In the case of home visits for high-risk mothers during the early childhood of their children, the research has shown that having a nurse or social work visit their home improves the outcomes of both mother and child, preventing maternal postpartum depression, developmental delays in the child, and reducing child abuse/neglect. Infant mental health programs are already operating in most states. The programs are completely voluntary, and Obamacare makes the incredible sin of making these services more available to new mothers. Here is how Politifact describes it:
“The idea: fund visits from nurses and social workers to high-risk families to help them develop skills to keep kids healthy, get them ready for school, and prevent child abuse and neglect. Home-visit programs already existed in 40 states…Here’s what the Affordable Care Act says: Home-visiting programs must assure they’ll have procedures that ensure ‘the participation of each eligible family in the program is voluntary.’ Here’s how that might work, according to Sara Rosenbaum, a professor of health law and policy at George Washington University, who supports such programs. A low-income mom gets her prenatal care at a community health center. Her doctor asks if she would like visits from a nurse after the baby comes to offer tips and answer questions. Mom could say yes — or no. It’s like the old days of health care, Rosenbaum said, when nurses would visit families to show how to breastfeed, sterilize bottles, care for babies and cope when you’re exhausted. “It’s real health education in the home, is the purpose of it,” she said. Such programs have a long history backed by peer-reviewed research, she said. They work. “They make sure that you don’t go home to nothing. It’s done to help families, not to police them.”

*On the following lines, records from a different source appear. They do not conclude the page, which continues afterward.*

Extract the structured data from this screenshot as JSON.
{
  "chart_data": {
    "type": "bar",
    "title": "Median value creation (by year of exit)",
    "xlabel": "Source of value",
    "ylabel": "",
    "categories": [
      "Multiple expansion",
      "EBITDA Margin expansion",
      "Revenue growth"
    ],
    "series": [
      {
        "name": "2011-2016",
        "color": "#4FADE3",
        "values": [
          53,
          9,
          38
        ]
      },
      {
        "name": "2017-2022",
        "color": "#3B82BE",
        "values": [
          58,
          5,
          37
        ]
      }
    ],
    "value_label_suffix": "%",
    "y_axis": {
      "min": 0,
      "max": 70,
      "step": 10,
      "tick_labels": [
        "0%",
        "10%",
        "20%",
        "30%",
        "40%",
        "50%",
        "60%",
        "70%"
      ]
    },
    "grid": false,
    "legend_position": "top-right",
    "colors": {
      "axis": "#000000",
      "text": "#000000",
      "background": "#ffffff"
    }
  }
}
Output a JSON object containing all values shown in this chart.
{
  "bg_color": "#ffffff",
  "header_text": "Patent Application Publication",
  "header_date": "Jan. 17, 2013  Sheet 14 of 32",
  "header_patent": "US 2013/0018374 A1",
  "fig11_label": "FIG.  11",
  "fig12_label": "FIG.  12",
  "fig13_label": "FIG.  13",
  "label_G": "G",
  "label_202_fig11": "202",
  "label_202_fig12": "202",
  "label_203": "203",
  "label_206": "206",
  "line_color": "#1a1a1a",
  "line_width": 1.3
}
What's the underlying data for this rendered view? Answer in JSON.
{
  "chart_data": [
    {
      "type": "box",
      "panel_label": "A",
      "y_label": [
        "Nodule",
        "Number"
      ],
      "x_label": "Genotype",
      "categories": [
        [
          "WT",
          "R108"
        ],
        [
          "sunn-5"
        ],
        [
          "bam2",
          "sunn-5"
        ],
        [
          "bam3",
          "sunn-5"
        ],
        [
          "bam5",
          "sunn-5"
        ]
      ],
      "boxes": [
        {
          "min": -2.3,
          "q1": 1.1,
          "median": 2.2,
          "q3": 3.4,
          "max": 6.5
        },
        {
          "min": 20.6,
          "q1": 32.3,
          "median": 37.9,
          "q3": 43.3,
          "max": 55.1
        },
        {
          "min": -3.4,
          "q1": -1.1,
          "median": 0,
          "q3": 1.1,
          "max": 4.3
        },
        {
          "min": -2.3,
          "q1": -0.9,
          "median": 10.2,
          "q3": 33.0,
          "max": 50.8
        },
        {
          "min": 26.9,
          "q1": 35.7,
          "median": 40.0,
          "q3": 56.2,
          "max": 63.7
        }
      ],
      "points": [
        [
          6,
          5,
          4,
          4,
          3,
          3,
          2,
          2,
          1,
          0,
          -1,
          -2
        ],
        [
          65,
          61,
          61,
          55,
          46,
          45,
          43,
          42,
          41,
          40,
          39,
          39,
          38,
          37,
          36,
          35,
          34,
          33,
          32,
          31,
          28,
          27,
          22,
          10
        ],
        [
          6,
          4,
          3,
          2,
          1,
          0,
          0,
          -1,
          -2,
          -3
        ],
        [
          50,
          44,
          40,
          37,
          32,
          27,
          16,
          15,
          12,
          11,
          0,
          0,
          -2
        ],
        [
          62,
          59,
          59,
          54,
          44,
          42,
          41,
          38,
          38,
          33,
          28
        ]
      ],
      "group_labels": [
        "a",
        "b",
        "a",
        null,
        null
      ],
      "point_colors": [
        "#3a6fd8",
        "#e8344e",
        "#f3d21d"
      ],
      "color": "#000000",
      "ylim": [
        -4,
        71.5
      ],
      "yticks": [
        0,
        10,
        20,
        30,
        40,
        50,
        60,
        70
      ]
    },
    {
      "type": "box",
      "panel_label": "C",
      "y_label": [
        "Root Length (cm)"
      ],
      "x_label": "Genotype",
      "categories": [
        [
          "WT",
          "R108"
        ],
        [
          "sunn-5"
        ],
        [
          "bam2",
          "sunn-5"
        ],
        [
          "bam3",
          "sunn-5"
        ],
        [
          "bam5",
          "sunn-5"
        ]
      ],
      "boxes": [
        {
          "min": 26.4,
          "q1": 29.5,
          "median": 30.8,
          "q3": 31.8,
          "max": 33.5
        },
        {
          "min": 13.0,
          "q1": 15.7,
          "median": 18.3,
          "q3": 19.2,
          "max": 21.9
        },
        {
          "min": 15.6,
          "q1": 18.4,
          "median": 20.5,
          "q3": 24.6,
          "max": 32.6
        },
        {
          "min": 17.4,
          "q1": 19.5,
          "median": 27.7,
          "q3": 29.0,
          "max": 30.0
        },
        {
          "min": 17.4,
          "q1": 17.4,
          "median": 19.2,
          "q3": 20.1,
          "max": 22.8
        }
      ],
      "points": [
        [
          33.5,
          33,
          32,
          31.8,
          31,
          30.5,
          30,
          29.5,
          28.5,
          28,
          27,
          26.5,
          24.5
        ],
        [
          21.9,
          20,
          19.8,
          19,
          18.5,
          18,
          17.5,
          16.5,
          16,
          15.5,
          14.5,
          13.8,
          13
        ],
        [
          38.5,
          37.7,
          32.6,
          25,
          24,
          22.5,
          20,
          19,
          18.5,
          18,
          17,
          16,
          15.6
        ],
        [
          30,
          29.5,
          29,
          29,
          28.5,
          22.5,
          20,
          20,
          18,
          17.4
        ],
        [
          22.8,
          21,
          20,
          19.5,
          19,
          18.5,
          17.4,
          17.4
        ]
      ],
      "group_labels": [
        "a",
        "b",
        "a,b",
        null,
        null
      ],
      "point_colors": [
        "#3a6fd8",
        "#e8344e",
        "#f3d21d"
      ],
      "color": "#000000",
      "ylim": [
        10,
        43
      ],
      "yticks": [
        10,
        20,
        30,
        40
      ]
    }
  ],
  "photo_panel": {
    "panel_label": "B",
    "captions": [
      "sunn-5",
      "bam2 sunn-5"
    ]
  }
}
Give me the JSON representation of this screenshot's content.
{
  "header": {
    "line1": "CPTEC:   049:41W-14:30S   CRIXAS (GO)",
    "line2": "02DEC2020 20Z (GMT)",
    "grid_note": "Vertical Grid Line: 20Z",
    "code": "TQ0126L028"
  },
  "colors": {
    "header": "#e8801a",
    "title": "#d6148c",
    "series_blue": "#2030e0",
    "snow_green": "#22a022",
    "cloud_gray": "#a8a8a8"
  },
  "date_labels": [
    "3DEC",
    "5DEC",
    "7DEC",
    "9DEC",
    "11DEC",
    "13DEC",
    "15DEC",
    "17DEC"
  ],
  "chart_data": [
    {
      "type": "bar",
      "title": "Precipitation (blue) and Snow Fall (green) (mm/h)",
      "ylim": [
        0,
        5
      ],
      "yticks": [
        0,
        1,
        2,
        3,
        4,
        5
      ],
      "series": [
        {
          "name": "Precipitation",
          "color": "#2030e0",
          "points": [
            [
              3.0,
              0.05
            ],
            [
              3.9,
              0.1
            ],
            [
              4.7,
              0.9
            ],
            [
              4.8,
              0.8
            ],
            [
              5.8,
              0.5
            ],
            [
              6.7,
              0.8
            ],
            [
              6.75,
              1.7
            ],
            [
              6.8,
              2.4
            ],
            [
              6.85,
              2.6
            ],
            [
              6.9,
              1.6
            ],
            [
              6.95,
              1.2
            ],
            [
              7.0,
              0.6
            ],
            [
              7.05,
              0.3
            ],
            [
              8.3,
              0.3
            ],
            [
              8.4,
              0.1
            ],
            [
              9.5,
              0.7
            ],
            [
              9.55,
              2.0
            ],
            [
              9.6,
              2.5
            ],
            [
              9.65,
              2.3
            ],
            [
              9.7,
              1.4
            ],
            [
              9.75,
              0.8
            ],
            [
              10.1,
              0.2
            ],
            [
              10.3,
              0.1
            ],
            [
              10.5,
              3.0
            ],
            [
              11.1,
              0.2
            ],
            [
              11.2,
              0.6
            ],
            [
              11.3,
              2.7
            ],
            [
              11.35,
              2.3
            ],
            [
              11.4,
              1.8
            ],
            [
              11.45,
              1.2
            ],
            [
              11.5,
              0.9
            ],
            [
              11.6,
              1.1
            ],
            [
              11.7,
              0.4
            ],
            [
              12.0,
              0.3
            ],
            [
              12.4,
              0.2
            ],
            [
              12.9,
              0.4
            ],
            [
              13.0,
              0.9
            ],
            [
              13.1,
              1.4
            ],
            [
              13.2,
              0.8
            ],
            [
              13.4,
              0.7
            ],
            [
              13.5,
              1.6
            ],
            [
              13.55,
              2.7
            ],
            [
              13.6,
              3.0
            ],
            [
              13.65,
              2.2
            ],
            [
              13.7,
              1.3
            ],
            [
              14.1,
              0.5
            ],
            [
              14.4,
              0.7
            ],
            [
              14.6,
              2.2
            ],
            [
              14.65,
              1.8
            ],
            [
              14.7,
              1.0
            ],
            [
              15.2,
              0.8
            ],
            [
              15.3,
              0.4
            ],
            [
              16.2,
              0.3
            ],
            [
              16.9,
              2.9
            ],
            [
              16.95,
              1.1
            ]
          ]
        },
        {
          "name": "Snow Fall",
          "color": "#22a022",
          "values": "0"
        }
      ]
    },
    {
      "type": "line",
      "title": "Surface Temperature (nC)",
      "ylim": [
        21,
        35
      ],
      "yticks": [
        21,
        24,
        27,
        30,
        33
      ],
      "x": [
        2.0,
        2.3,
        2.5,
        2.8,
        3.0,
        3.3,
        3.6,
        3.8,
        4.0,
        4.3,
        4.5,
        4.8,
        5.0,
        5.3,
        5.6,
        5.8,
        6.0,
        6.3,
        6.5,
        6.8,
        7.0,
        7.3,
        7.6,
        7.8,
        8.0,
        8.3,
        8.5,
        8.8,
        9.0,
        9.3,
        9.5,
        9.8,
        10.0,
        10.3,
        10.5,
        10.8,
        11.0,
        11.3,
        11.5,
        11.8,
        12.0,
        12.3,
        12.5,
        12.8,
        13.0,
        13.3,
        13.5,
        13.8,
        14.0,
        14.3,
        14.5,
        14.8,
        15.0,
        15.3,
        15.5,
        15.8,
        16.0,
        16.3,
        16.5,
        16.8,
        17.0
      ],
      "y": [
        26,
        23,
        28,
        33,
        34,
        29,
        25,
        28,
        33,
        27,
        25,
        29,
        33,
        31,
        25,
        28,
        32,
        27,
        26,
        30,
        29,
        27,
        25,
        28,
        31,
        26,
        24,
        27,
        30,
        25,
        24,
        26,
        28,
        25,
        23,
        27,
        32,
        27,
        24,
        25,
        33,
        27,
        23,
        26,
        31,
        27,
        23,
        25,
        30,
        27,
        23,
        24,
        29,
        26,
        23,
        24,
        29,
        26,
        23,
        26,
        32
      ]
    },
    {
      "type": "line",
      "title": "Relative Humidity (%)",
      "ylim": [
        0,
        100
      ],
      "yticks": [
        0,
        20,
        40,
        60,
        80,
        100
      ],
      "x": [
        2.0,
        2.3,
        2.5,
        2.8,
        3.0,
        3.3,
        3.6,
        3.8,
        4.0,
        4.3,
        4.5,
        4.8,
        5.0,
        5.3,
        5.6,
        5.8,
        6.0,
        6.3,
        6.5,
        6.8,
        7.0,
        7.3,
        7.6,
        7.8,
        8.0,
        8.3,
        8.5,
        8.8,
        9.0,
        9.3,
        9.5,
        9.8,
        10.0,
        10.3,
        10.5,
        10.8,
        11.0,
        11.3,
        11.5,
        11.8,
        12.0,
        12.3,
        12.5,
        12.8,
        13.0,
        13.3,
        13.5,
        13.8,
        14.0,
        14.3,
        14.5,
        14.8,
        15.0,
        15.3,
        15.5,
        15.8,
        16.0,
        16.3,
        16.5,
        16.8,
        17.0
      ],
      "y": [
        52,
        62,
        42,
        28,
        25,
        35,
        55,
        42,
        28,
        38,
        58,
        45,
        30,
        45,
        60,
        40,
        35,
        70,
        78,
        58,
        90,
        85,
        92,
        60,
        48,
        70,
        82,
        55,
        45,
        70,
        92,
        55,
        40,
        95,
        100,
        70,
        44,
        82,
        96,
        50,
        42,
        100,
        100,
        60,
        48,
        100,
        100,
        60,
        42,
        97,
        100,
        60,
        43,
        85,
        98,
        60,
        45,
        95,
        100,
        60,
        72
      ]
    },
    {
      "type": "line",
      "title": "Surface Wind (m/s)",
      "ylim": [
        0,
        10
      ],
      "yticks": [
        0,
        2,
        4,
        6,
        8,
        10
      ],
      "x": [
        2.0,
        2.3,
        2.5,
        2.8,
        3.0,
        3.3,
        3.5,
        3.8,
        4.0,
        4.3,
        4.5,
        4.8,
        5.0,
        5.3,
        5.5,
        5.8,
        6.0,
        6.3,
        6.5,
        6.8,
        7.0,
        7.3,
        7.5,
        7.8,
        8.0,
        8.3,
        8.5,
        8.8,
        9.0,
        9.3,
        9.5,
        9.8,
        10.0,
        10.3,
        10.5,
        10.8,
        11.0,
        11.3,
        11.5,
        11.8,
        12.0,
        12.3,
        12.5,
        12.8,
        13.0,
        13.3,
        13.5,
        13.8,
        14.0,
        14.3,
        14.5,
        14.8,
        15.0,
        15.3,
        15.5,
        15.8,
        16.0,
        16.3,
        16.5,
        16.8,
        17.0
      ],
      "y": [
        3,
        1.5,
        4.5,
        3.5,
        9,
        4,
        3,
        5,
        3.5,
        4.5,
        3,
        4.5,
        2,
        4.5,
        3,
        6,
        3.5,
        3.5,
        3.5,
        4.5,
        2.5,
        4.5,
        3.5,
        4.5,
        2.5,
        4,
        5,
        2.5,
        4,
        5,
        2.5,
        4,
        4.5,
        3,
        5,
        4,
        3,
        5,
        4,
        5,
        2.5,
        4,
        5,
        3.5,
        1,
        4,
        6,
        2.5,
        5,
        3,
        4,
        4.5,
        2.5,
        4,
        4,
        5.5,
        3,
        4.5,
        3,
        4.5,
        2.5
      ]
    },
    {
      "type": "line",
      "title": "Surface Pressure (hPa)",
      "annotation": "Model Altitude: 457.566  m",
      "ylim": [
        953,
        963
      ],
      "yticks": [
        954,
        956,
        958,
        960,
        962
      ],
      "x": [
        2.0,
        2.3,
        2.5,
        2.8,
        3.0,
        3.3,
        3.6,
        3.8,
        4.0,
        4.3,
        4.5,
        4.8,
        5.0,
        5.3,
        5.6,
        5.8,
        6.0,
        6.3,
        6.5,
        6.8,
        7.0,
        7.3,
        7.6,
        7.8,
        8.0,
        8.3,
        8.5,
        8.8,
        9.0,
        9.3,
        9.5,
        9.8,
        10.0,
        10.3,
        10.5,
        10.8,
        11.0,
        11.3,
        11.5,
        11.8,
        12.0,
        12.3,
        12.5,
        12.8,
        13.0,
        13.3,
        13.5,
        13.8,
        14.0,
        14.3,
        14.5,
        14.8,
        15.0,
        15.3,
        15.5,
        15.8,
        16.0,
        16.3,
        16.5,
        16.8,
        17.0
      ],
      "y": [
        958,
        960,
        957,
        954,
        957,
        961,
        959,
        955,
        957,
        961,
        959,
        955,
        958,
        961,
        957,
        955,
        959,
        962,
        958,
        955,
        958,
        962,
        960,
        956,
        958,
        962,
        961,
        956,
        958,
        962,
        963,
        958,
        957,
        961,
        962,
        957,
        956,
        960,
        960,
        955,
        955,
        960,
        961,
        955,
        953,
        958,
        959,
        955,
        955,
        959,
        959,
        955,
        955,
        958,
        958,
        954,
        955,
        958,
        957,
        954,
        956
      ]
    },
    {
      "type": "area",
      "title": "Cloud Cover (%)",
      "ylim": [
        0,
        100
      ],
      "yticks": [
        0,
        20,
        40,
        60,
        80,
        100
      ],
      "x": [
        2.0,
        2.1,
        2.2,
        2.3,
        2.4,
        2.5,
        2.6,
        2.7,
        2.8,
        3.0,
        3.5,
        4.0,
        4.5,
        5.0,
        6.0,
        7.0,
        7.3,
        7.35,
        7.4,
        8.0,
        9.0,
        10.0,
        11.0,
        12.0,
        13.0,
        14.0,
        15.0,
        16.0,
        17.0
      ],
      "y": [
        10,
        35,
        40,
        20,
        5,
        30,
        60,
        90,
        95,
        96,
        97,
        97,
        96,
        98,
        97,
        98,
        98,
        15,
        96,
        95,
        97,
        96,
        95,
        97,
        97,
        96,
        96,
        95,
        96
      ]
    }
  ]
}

Oh my, how menacing. The reality is that infant mental health home visits are a great idea, they improve lives, and mothers who already participate in the programs are more than happy with the services they receive. It is probably time to put on our seatbelts and get ready for a rough ride to the implementation of Obamacare, because the political forces working against it are pushing a slew of fictions to people who are all too eager to buy into them. Everyone with common sense and general knowledge of the Affordable Care Act will need to get ready to discredit a lot of bunk. Unfortunately, it isn’t easy to convince people willing to believe just about anything, even the more ludicrous of drivel.